Which of the following is true regarding the nonoperative management of acute Achilles tendon ruptures when utilizing an early functional rehabilitation protocol?

. The re-rupture rate is significantly higher than with operative management.
. The risk of sural nerve injury is higher than with operative management.
. The re-rupture rate is statistically similar to operative management.
. Patients have significantly decreased plantarflexion strength at 2 years compared to traditional cast immobilization.
. Early functional rehabilitation requires strict non-weight-bearing for the first 6 weeks.

Correct Answer & Explanation

. The re-rupture rate is statistically similar to operative management.


Explanation

Recent high-quality evidence shows that when early functional rehabilitation (early weight-bearing and ROM in a boot) is utilized, the re-rupture rates between nonoperative and operative management of Achilles tendon ruptures are statistically similar. Operative management does, however, carry a higher risk of complications such as infection and sural nerve injury.

Question 3619

Topic: 8. Foot and Ankle

During the operative fixation of a severely displaced intra-articular calcaneus fracture, the surgeon must identify the 'constant fragment' to aid in the reduction of the remaining fracture pieces. Which of the following anatomical structures defines the constant fragment?

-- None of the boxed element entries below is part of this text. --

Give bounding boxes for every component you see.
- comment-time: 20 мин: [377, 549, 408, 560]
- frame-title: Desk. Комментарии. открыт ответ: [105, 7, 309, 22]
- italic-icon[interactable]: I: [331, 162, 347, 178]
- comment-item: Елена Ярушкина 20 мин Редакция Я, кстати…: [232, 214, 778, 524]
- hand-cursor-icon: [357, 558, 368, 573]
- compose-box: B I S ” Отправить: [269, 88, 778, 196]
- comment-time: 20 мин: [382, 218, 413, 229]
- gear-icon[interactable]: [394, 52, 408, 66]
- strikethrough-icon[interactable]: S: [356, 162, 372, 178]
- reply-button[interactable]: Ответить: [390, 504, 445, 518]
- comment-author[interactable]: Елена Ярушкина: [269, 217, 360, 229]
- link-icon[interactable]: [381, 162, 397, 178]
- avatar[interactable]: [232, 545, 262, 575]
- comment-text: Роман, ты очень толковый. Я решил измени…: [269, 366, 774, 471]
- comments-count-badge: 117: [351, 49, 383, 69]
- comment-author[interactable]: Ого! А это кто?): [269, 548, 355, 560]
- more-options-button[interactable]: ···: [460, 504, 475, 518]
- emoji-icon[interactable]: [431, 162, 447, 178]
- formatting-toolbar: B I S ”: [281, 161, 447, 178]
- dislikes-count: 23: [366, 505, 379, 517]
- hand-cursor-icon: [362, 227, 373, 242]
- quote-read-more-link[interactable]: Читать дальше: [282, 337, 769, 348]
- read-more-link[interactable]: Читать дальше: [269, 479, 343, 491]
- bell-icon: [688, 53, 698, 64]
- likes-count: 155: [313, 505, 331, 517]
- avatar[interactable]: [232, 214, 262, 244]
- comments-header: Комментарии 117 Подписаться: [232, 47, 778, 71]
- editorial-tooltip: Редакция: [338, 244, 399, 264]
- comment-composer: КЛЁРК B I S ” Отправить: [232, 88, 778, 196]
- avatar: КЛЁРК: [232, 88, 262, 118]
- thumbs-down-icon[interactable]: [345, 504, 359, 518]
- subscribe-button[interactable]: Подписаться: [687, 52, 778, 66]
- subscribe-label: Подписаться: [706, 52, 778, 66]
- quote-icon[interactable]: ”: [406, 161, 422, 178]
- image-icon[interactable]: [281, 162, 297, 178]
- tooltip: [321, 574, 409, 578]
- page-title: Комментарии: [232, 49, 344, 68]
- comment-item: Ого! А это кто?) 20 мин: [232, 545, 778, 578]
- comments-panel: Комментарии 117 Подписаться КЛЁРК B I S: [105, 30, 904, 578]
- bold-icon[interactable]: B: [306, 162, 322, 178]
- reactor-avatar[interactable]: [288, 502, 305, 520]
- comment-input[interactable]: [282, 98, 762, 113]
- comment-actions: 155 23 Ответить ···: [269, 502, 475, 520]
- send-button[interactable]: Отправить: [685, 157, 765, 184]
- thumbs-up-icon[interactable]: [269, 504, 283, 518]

. The lateral wall attached to the calcaneofibular ligament
. The posterior tuberosity attached to the Achilles tendon
. The anteromedial fragment encompassing the sustentaculum tali
. The anterior process articulating with the cuboid
. The posterolateral fragment articulating with the fibula

Correct Answer & Explanation

. The anteromedial fragment encompassing the sustentaculum tali


Explanation

The anteromedial fragment, which includes the sustentaculum tali, remains firmly attached to the talus via the strong interosseous talocalcaneal and deltoid ligaments. This is known as the 'constant fragment' and serves as the foundation to which the rest of the calcaneus is reduced.

Question 3620

Topic: 8. Foot and Ankle

A 12-year-old boy presents with rigid flatfeet and recurrent ankle sprains. Radiographs are suspicious for a tarsal coalition. Which imaging view is most appropriate to clearly identify a talocalcaneal coalition involving the middle facet?

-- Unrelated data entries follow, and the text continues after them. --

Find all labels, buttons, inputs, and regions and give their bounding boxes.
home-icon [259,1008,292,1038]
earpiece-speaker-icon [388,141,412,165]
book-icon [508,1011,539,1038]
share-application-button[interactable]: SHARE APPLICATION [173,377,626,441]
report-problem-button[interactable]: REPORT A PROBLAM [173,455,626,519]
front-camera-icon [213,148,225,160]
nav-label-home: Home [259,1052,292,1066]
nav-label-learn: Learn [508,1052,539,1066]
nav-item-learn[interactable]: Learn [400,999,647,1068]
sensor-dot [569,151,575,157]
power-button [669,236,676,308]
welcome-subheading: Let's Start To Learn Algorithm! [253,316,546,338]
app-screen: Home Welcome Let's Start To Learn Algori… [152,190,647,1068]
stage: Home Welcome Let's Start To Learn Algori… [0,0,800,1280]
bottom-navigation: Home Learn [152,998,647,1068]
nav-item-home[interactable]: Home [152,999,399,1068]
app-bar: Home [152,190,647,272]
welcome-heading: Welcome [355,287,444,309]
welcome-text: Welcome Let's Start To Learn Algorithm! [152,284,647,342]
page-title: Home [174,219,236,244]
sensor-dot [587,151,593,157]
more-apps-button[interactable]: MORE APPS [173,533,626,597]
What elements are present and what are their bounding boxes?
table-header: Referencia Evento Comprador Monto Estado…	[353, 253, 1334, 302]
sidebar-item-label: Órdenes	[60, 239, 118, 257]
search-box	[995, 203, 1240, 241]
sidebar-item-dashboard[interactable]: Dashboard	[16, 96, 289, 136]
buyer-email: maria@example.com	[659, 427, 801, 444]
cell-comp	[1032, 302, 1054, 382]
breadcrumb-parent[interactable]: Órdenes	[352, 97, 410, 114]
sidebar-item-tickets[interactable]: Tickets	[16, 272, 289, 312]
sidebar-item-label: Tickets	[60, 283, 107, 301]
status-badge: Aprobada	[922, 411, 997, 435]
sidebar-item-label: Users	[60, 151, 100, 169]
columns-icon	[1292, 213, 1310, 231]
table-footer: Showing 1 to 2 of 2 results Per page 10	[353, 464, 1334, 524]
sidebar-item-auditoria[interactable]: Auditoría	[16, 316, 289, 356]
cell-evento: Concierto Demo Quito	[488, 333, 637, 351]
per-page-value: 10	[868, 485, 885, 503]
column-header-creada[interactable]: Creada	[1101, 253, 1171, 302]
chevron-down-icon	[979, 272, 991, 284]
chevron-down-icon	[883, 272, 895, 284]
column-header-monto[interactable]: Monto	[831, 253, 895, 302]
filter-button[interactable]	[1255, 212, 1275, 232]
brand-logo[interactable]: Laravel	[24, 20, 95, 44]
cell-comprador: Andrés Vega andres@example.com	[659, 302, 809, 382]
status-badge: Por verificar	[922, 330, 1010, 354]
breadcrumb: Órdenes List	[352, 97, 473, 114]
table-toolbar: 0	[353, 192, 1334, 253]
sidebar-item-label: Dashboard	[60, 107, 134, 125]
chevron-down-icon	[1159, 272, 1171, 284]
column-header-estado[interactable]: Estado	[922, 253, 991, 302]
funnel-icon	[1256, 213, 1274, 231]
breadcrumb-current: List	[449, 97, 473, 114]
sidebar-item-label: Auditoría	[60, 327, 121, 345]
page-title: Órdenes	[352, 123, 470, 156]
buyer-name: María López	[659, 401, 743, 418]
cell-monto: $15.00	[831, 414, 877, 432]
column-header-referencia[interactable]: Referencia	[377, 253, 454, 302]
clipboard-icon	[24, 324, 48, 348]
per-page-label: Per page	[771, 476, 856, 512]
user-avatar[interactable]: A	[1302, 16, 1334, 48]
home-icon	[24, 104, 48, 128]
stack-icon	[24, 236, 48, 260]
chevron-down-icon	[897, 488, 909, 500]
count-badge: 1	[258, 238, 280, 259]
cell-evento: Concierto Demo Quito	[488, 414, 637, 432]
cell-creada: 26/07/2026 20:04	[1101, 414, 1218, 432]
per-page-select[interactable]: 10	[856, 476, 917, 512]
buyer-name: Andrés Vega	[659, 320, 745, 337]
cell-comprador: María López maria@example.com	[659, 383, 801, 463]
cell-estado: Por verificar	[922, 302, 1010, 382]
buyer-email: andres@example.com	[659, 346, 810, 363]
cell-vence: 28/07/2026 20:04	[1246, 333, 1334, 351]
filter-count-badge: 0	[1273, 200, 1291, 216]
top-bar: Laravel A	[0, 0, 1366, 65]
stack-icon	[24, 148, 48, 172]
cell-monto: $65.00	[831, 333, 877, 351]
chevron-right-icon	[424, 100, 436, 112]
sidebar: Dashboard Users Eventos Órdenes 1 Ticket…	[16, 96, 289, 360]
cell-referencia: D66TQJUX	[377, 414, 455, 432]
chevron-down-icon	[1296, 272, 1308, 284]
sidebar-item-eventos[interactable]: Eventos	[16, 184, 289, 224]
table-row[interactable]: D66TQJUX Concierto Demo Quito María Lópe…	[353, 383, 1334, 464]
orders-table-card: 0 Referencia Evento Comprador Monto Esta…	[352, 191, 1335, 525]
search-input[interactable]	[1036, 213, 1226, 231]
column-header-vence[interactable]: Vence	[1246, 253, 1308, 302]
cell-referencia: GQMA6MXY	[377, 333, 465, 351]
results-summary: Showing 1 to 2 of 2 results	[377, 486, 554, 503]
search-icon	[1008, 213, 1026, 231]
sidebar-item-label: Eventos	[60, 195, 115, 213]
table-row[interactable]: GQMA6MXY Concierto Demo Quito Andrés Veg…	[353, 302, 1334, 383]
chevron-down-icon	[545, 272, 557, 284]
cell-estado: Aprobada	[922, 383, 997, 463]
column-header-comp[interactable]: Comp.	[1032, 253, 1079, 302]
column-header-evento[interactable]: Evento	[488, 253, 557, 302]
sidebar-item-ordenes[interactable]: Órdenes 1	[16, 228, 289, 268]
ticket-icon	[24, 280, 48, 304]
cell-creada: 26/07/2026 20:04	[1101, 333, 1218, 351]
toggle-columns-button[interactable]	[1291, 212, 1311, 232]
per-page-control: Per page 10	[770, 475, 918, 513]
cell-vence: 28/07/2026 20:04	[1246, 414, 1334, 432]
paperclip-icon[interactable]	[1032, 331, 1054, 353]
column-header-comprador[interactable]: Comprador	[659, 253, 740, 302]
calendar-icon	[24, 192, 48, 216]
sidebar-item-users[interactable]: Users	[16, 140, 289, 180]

. Anteroposterior view of the foot
. Lateral view of the ankle
. Harris axial view of the heel
. Oblique view of the foot
. Canale view

Correct Answer & Explanation

. Harris axial view of the heel


Explanation

The Harris axial view (calcaneal axial view) is specifically utilized to visualize the posterior and middle facets of the subtalar joint. It is the best plain radiographic view to diagnose a talocalcaneal coalition.